4:00 – Yesterday: 150th Anniversary of Start of Civil War / The Civil War As A Theological Crisis
Yesterday we commemorated the 150th Anniversary of the start of the Civil War. Today Mark Noll argues that the War was a major turning point in American religious thought. Although Christian believers agreed with one another that the Bible was authoritative and that it should be interpreted through commonsense principles, there was rampant disagreement about what Scripture taught about slavery. Furthermore, most Americans continued to believe that God ruled over the affairs of people and nations, but they were radically divided in their interpretations of what God was doing in and through the war. Catholics in Europe and Canada saw clearly that no matter how much the voluntary reliance on scriptural authority had contributed to the construction of national civilization, if there were no higher religious authority than personal interpretation regarding an issue as contentious as slavery, the resulting public deadlock would amount to a full-blown theological crisis. Mark is here to talk about the Civil War as a theological crisis.

4:40 – Abuse allegations: true, false and truthy
It was one of the more searing allegations in the recent Philadelphia grand jury report on clergy sex abuse: A Bristol Township man killed himself after the Archdiocese of Philadelphia refused to believe that a priest had molested him when he was an altar boy. Reeling from criminal and civil allegations of sexual misconduct by priests and church officials, the Archdiocese said a month ago that it would reopen 37 cases of possible child sexual abuse cited by a local grand jury. But Dr. Rick Fitzgibbons says a number of important questions need to be addressed in regard to the allegations of inappropriate sexual behaviors against minors by 21 priests from the Archdiocese of Philadelphia who were placed on administrative leave on Ash Wednesday. This would include the process of further evaluation of priests previously evaluated and found to be innocent. Fitzgibbons is here to make his case.

5:00 – Lost in Translation: Publisher Yanks Book Implying Vatican OKs Condoms / Vatican Announces Feast Day for Blessed John Paul II
The feast day of Blessed John Paul II will be marked Oct. 22 each year in Rome and the dioceses of Poland. When the Vatican made the announcement this week, it also said Catholics throughout the world will have a year to celebrate a Mass in thanksgiving for his beatification. Meanwhile, an Italian publisher has yanked copies of a book on Catholic Church teaching after a translation error implied the Vatican approved of contraception. Vatican correspondent Joan Lewis joins us to explain.

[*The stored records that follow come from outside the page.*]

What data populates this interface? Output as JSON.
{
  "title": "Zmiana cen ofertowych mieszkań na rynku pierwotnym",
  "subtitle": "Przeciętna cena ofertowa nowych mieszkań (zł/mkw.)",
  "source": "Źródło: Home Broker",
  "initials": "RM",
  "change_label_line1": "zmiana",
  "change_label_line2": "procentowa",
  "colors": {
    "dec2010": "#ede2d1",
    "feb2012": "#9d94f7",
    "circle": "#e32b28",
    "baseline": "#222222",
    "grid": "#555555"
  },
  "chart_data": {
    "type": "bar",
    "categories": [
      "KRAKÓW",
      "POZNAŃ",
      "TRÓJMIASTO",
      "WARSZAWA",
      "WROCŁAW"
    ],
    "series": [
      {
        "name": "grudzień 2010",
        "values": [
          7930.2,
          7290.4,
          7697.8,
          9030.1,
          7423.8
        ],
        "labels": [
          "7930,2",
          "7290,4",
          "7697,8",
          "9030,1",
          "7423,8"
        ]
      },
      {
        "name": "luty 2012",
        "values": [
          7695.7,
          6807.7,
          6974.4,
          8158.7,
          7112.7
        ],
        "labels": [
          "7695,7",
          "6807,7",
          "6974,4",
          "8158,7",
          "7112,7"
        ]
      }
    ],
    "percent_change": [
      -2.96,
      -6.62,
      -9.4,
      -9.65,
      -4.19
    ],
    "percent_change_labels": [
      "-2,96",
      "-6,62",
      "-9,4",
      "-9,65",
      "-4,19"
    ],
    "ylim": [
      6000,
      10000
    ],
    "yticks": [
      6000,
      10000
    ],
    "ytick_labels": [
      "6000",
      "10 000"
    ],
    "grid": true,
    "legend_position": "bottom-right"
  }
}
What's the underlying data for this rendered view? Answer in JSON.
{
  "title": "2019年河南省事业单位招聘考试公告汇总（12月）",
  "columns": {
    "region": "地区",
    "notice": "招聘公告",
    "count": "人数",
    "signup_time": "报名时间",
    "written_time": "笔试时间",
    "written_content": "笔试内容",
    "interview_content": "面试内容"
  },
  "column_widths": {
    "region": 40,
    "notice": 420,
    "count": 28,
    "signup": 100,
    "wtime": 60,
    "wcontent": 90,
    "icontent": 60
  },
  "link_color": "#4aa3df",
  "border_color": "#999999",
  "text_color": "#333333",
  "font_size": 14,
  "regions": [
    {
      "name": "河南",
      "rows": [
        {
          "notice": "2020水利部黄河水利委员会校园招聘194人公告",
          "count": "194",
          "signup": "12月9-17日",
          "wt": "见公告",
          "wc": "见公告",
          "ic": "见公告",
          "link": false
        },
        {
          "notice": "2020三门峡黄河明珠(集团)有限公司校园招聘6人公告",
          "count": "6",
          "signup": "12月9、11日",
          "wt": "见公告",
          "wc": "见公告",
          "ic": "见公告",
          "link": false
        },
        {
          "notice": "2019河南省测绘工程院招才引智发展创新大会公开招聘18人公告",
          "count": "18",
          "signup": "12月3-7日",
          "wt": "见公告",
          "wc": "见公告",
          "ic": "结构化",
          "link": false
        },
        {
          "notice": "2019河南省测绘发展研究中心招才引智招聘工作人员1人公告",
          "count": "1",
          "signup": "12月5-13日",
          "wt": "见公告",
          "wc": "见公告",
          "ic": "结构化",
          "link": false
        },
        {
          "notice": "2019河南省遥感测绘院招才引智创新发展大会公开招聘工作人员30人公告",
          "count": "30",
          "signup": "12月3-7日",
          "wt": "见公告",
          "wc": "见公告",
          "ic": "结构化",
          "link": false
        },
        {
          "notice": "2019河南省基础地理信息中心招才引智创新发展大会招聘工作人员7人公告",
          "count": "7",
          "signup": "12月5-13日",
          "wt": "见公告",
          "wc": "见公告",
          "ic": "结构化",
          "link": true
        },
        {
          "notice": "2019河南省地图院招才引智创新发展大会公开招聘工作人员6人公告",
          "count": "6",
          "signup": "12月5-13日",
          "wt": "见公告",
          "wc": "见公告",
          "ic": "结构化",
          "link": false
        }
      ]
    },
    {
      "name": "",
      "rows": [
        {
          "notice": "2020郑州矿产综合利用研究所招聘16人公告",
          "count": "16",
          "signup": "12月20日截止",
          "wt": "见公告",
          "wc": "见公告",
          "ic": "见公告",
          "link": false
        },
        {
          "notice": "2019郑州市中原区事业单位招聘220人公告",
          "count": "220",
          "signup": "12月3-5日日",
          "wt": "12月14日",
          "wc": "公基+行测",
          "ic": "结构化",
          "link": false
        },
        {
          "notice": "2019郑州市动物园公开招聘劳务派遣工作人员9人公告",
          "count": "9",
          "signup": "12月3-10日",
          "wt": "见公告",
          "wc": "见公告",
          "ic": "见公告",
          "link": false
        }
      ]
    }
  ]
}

5:20 – The 25th Anniversary of the Chernobyl Disaster and it’s relevance to the current crisis in Japan
As we prepare to commemorate the Chernobyl disaster later this week, Japan has raised the severity rating of its nuclear crisis to the highest, matching the 1986 Chernobyl disaster, after increasing radiation prompted the government to widen the evacuation zone and aftershocks rocked the country. Japan’s Nuclear and Industrial Safety Agency raised the rating to 7. The accident at the Fukushima plant previously was rated a 5 on the global scale, the same as the 1979 partial meltdown at Three Mile Island in Pennsylvania. Dr. Alex Sich, the only U.S. scientist allowed access to the Chernobyl blast zone, joins us to remember Chernobyl and apply it to the current crisis in Japan.

5:40 – The Patron Saints Handbook
Who was St. Genesius, and why is he the patron saint of actors? Why is St. Therese of Lisieux, who was a cloistered nun, the patron saint of missionaries? Is there a patron saint for automobile mechanics? How about for the athletes? Best-selling Catholic writer Mitch Finley answers these questions and more in a delightful book of one hundred saints and the occupations, groups, or causes they are associated with. In each short section, Finley describes the life of the saint and why he or she has been selected as a patron. Mitch is here to talk about these patron saints.